Benedek is a professor and deputy chair of the Department of Psychiatry and associate director of the Center for the Study of Traumatic Stress at the Uniformed Services University School of Medicine in Bethesda, Md. He was one of the leaders of a session on psychopharmacology and psychotherapy for PTSD, as well as complementary and alternative approaches for the treatment of PTSD. Benedek also outlined Department of Defense and Veterans Affairs clinical practice guidelines and compared these with APA’s Clinical Practice Guidelines regarding specific management principles for postdeployment-related distress and illness. Benedek and his co-chair, Gary Wynn, M.D., co-editors of APA’s
clinical manual for the management of ptsd, summarized recent and ongoing pharmacotherapy trials for PTSD and also described promising investigations into complementary and alternative treatments—particularly acupuncture. They also shared the podium with Department of Defense and Veterans Affairs experts who addressed advances in understanding the epidemiology of PTSD to include efforts to identify and manage at-risk populations and synthesize the data from previous psychotherapy trials.

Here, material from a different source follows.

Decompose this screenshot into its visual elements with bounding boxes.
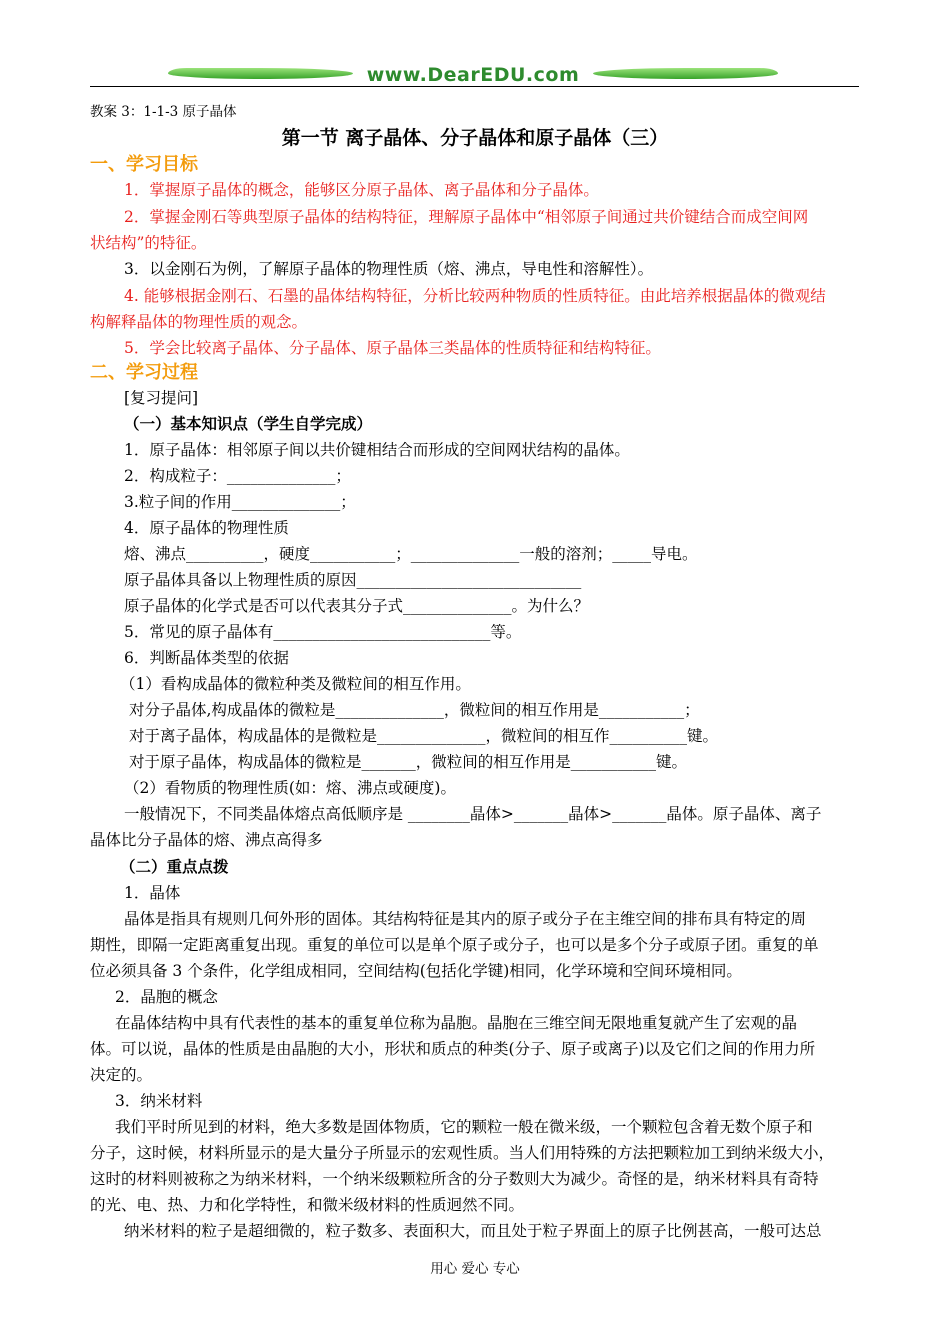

Col. Charles Engel, M.C., a psychiatrist in the U.S. Army and an associate professor of psychiatry at the Uniformed Services University School of Medicine, reviewed the most recent findings on the epidemiology of PTSD. He noted large-scale efforts to study the integration of treatment into primary care settings within the military and preliminary data demonstrating the feasibility of doing this. Measurement of outcomes is important to this effort.

Paula Schnurr, Ph.D., the deputy executive director of the VA National Center for PTSD and a research professor of psychiatry at Dartmouth Medical School, described psychotherapy for PTSD including prolonged exposure, cognitive-behavior therapy, stress inoculation therapy, and eye movement desensitization and reprocessing, among others, noting in particular studies demonstrating that psychotherapy appears more effective than medication for combat-related PTSD. She also described research exploring ways to make therapy more effective and deliver therapy through teletechnology—especially important as soldiers return to civilian life and scatter throughout the country in nonurban areas.